HECMs taken out on or after Aug. 4, 2014:
The nonborrowing spouse may remain in the home after the HECM borrower dies—and the loan repayment will be deferred—so long as the non-borrowing spouse:
- Is married to the borrower at the time of the loan closing, and remains married to the borrower for the duration of the borrower’s lifetime
- Discloses spousal status at origination and at closing
- Is named in the loan documents
- Has occupied, and continues to occupy, the property securing the HECM as his or her principal residence
- Establishes legal ownership—or another ongoing legal right to remain in the home—within 90 days of the death of the last surviving borrower, and
- Meets and continues to meet all of the obligations, such as the payment of property taxes, homeowners insurances and costs associated with maintaining the home, described in the loan documents
If the nonborrowing spouse fails to meet any of the requirements, the loan becomes due and payable.
HECMs taken out before Aug. 4, 2014:
The nonborrowing spouse may remain in the home after the HECM borrower dies if the lender agrees to assign the mortgage to HUD, which will then defer repayment of the HECM, as long as the nonborrowing spouse:
- Is married at the time of the HECM extension and at the borrower’s death
- Resides and continues to reside in the property as a principal residence, and
- Obtains marketable title within 90 days of the borrower’s death or the ability to remain in the property for life.
- Meets ongoing property tax, homeowners insurance, and home maintenance obligations
If a HECM is ineligible for assignment or a lender chooses not to assign the loan to HUD, then the loan becomes due and payable.
Although the non-borrowing widow may be able to remain in the home, under the provisions explained above, all reverse mortgage loan proceeds, including a reverse mortgage line of credit, end with the death of the borrowing spouse.
Final Words of Advice
Conventional wisdom often speaks of not leaping into any financial decision after the passing of a loved one.
Some tax laws, however, may run counter to this usually sage advice.
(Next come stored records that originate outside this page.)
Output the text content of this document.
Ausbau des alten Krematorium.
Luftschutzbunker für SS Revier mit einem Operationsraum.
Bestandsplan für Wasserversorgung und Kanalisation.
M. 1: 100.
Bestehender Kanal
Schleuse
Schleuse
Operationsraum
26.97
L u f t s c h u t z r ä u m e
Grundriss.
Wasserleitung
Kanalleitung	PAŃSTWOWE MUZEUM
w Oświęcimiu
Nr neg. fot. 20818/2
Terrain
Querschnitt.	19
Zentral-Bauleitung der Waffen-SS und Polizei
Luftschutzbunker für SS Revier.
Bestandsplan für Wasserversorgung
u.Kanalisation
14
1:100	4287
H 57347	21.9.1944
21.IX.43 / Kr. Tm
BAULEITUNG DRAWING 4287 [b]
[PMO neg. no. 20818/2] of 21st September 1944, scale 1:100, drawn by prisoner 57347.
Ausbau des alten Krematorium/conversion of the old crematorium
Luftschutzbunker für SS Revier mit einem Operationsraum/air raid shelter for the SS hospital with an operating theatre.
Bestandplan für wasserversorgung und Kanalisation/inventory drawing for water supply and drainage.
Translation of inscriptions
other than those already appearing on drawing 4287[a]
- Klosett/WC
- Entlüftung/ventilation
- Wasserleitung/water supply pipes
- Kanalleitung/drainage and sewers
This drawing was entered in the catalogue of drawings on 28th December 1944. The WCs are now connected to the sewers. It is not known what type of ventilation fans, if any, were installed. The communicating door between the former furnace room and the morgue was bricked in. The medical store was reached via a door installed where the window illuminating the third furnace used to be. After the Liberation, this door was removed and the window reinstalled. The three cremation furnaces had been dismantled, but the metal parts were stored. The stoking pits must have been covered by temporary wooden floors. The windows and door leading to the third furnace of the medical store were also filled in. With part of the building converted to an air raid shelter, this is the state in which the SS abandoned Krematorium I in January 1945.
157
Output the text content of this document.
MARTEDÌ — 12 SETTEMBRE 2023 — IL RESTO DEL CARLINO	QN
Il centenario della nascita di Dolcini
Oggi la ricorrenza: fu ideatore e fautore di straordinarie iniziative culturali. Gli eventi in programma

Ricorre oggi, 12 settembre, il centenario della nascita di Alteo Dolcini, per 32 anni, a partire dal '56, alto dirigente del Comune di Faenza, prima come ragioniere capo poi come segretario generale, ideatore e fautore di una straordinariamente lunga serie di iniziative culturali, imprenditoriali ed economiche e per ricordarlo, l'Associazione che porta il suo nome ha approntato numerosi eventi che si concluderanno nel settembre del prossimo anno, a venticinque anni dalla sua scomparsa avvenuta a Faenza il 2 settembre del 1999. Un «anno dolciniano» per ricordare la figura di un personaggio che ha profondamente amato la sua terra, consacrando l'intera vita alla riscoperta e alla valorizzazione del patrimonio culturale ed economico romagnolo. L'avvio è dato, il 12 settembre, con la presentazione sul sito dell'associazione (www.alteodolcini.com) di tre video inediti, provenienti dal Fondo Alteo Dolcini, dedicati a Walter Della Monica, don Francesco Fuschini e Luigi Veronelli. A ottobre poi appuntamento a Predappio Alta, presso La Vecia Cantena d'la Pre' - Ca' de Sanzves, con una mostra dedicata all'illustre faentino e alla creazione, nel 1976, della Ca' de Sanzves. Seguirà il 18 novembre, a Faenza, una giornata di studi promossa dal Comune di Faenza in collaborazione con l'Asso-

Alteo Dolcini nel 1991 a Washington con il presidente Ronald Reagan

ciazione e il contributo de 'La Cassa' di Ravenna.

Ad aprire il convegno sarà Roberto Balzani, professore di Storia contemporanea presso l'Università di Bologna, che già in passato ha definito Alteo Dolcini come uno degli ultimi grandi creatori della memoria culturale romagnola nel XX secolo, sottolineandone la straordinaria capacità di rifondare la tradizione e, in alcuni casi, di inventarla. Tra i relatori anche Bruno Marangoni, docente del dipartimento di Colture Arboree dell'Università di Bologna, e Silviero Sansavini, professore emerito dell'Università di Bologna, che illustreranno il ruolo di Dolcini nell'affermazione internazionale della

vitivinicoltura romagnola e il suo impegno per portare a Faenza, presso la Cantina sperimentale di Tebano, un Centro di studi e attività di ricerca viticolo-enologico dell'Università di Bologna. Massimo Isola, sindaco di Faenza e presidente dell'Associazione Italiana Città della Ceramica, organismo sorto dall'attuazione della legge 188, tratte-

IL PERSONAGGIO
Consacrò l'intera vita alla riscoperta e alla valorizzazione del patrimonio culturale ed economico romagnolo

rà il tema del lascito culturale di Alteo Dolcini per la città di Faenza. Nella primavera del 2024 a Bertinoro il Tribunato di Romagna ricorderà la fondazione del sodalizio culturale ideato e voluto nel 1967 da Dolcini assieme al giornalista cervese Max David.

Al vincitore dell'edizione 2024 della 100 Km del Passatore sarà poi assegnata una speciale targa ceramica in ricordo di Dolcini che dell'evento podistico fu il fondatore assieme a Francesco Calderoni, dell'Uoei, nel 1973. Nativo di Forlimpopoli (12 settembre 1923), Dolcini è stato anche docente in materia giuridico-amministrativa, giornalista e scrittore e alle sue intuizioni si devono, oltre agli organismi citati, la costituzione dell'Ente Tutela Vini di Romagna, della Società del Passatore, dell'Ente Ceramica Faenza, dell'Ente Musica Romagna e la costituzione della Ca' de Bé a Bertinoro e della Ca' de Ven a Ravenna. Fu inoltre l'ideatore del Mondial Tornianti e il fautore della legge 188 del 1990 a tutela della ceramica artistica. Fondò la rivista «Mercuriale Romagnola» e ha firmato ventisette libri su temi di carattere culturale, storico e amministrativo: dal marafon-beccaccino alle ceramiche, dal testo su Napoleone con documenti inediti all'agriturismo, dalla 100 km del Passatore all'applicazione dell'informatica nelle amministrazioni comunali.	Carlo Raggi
For example, surviving spouses may exclude $500,000 of home-sale profits from taxes if they sell the house within two years of their spouse’s death, as long as they owned and lived in the house two of the five years before the spouse died.
If more than two years have passed, then no more than $250,000 of the profit is tax-free, possibly exposing you to the payment of more taxes than if you had known the IRS deadline.
This IRS rule may be offset by laws governing community property in your state, but the point is, you need to know the rules, or if you don’t, consult a trusted accountant, attorney or financial professional who does, in order to protect your interests in a timely fashion.